Proses impor juga hanya bisa dilakukan setelah ada persetujuan impor dari Kementerian Perdagangan. Produk yang diimpor juga harus melalui verifikasi oleh surveyor dan mencantumkannya sebagai dokumen pelengkap kepabeanan saat impor. Nah, panel WTO menitahkan Indonesia mencabut berbagai beleid itu.

Menurut Enggar, pemerintah Indonesia sudah memperbaiki regulasi impor dan masuk dalam paket deregulasi tahun 2015. Alhasil, menurut dia, gugatan Amerika dan Selandia Baru tidak berdasar.

Berefek besar

Sebagai gambaran, berdasarkan data Kementerian Perdagangan, total nilai perdagangan Indonesia dan AS pada periode Januari-Oktober 2016 mencapai US$ 19,26 miliar. Sedangkan total perdagangan Indonesia dan Selandia Baru selama periode Januari-Oktober 2016 tercatat senilai US$ 832,4 juta.
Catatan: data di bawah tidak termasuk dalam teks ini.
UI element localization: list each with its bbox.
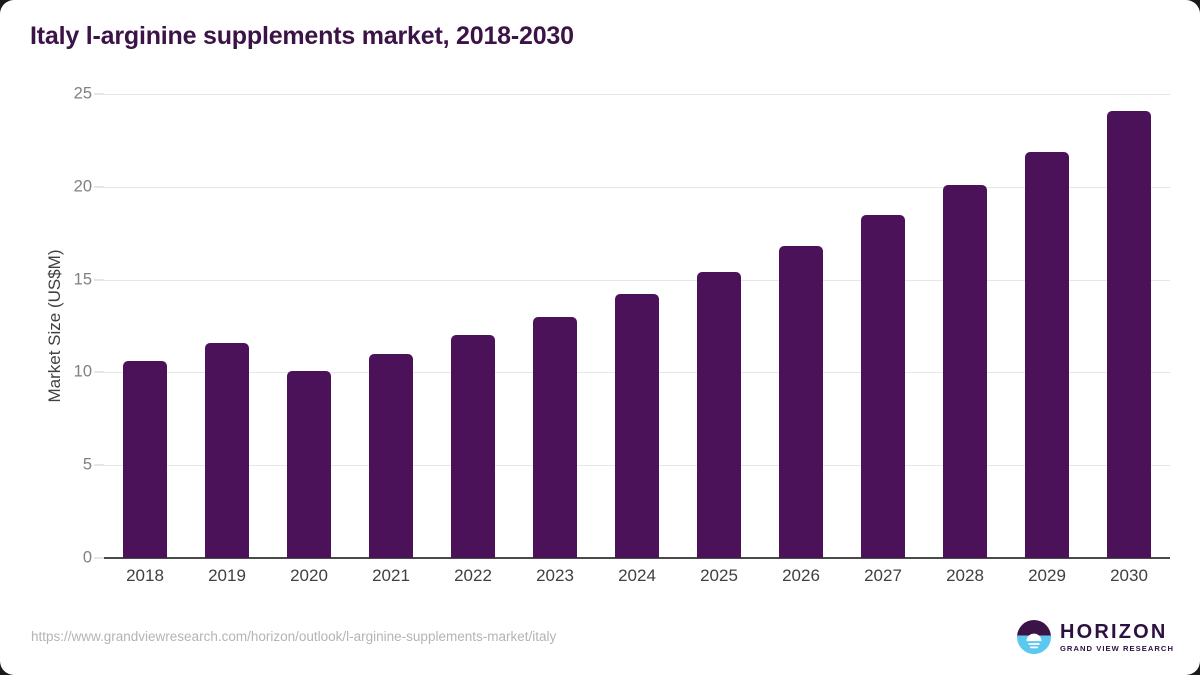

Yang jelas, Indonesia harus bekerja keras agar bisa memenangkan banding di WTO. Bila tidak, efek keputusan ini sangat besar dan krusial bagi petani dan peternak di Tanah Air.

Ketua Dewan Hortikultura Nasional (DHN) Benny Kusbini menyatakan, kekalahan Indonesia di WTO berpotensi meningkatkan impor hortikultura. Dus, dia menyarankan, pemerintah harus bekerja keras dan melibatkan seluruh pemangku kepentingan agar argumen yang digunakan diterima saat mengajukan banding di WTO.

Benny menandaskan, proteksi terhadap produk lokal jelas perlu. "Kita tidak ingin buah-buahan asli Indonesia hilang digantikan buah impor," kata Benny.

Direktur Eksekutif Asosiasi Pengusaha Importir Daging Indonesia (Aspidi) Thomas Sembiring menilai keputusan WTO cenderung tidak sesuai dengan perubahan dan situasi terkini di Tanah Air. "Saat ini sudah banyak perubahan dalam proses impor, tidak ada batasan lagi," tandas Thomas.